Mom-to-be Amber Tamblyn inspired many people with her bravery, when she spoke out about her history of sexual assault ahead of the second presidential debate back in October. She described the abuse she experienced at the hands of an ex-boyfriend — and the resulting shame and trauma it caused her — to make a point about what was really at stake for so many women in the presidential election, and why President-elect Donald Trump's self-described "locker room talk," was so unbelievably problematic. In the wake of Trump's victory, she is now speaking up once again, and Amber Tamblyn's open letter to Hillary Clinton perfectly encapsulates how so many of us are thinking and feeling following her election loss.
In the letter, which she penned for Glamour, Tamblyn wrote to Clinton on behalf of "all the girls and women that you have spent years sending a message to." She spoke of the way so many of us reached out to each other, heartbroken, after the election results were announced, and the way that so many of us worried about our children, their futures, and our own safety and liberty. It's the same kind of message plenty of other of women have been expressing — publicly and privately — since the announcement that Trump pulled off the shocking win, but Tamblyn didn't just stop at describing our collective sadness. She reminded us all that the reason why we were so sad and disappointed and heartbroken and angry is because Clinton's run for presidency taught us that we deserved so much more than what we've been given.
As we've seen clearly from the election results, there are plenty of people in the past few days who have explained Clinton's loss in a million different ways. She's the establishment. She was crooked. She was a liar. We've heard people say that Trump was the lesser of two evils, and that their votes for Trump had nothing to do with Clinton being a woman, or being in favor of rights for women and people of color and Muslims and the LGBTQ community, or survivors of sexual assault. But Tamblyn knows, just like so many of us know, that it is far more complex than that. Because, for so many of us, Clinton's campaign (and particularly her loss) highlighted exactly what we'd all grown up experiencing, yet hadn't ever had someone there to put so clearly into words. As Tamblyn wrote,
Through you, our eyes have been opened and we cannot un-know how much half of this country values women—including women themselves. Through you we now see, more clearly than ever, our own connections to each other, and by contrast, the disconnect between us. We see how much we love while still being unloved. We see how much we hate because of being hated. We see how much we have underestimated the national causes against us—against our bodies, our liberties, and our freedoms.
In the latter part of her letter, Tamblyn told the story of the first time she met Clinton, more than a decade ago, after they were introduced by actress Mary Steenburgen. And she spoke of the way that Clinton's words stirred her, lit the spark that has grown inside her and inside so many other women over the years who have realized that the world has always told them that we were not good enough, and that that was entirely untrue.
There is no word for that feeling. It lives in me like my unborn daughter does. It is the same feeling I felt last night as I sat next to Mary at the Javits Center in New York, watching the results come in. It is the same feeling I felt while writing poems about the lives and deaths of child actresses and the objectification of women in Hollywood.
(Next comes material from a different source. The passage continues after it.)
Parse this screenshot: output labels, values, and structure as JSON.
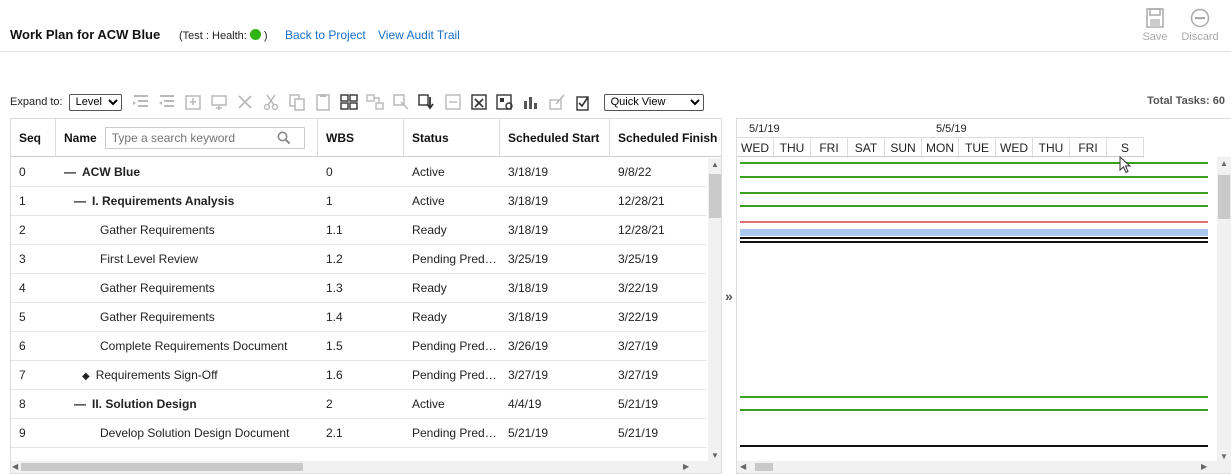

I felt it when I found out I was pregnant. I felt it when one of my best friends lost their child. I felt it when I was asked to lose weight, many times, for movies and television. I felt it when I watched my mother cry while holding her guitar, telling me she would never be good enough, as good as her father, the violin virtuoso. I felt it while hearing my father’s and my husband’s helpless anger over last night’s election. I felt it when I was a kid and got into fights with boys. I felt it when I was a teenager, and got into fights with other girls. I felt it when I was a child playing with Barbies, creating a Barbie army who wore swords and capes.
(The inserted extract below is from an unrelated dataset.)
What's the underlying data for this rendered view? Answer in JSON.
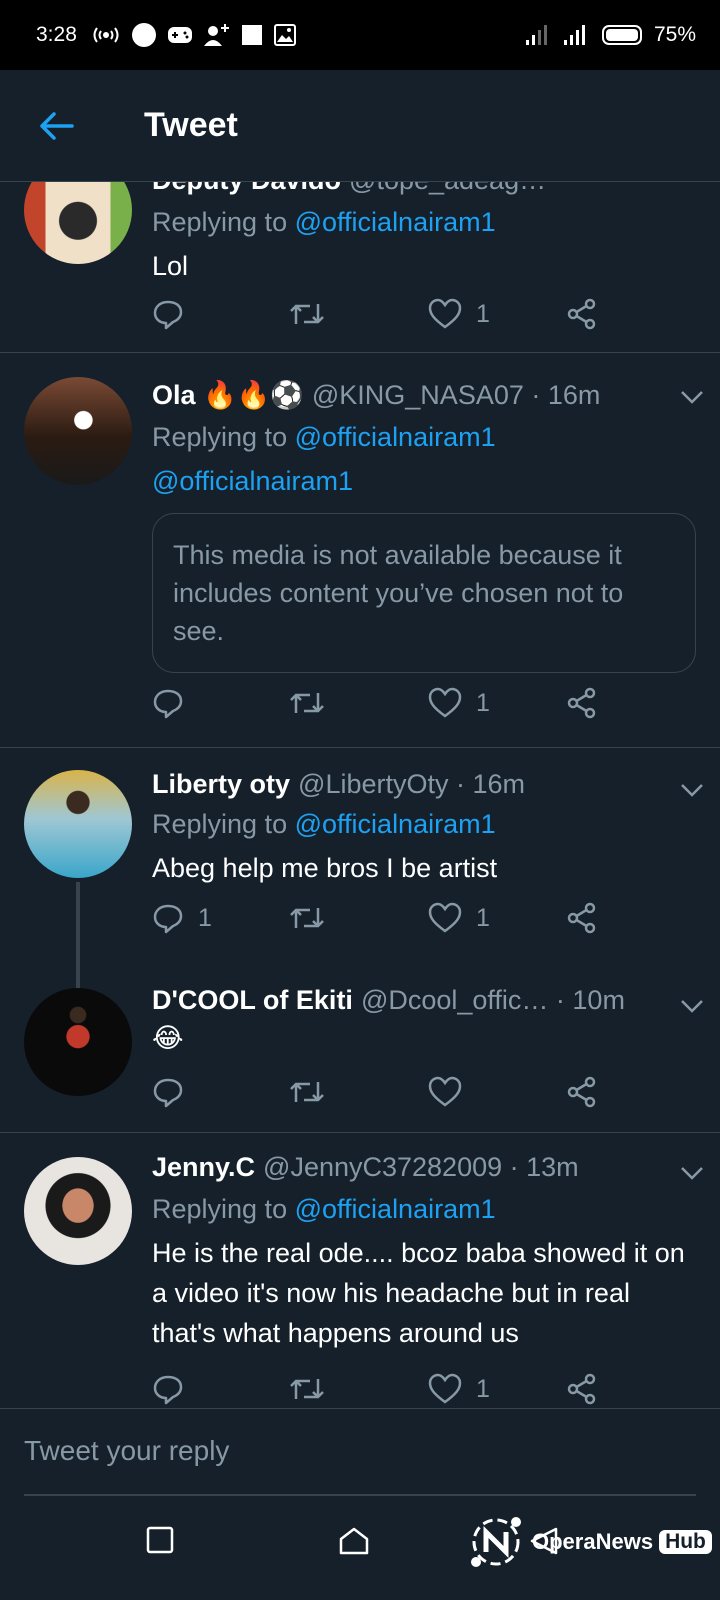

But as much as the sadness has at times felt overwhelming and totally demoralizing, the flip side, Tamblyn explained, is that Clinton's example finally gave women a way to mobilize that feeling, to finally direct it into something that mattered, and that had the potential to make a huge difference. Far too many American voters may have dismissed that when they cast their votes on Tuesday, and it may have proven just how far we still have to go. But as Tamblyn noted, Clinton's concession speech was a reminder that the fight is not over, and that it will not end with her.
The revolution was already growing in me, even then. I felt it this morning, when I woke up and watched your concession speech—your words to all of us. Directly to us: You belong here. You must stay and fight.
For all the men and women who believed in Clinton's message, who felt strongly that what she had to say was what we all had to say, and that what we had to say really mattered, nothing about this week has been particularly easy. But Tamblyn's letter — and, of course, Clinton campaign and election concession — makes it clear that the value of what we'd all believed in hasn't changed, or been diminished, just because it didn't prevail in the form of a Clinton presidency. It will continue, and we all have to continue it. And in the meantime, at least, we'll know that even if Clinton didn't become their president, for many, many women, she was their champion.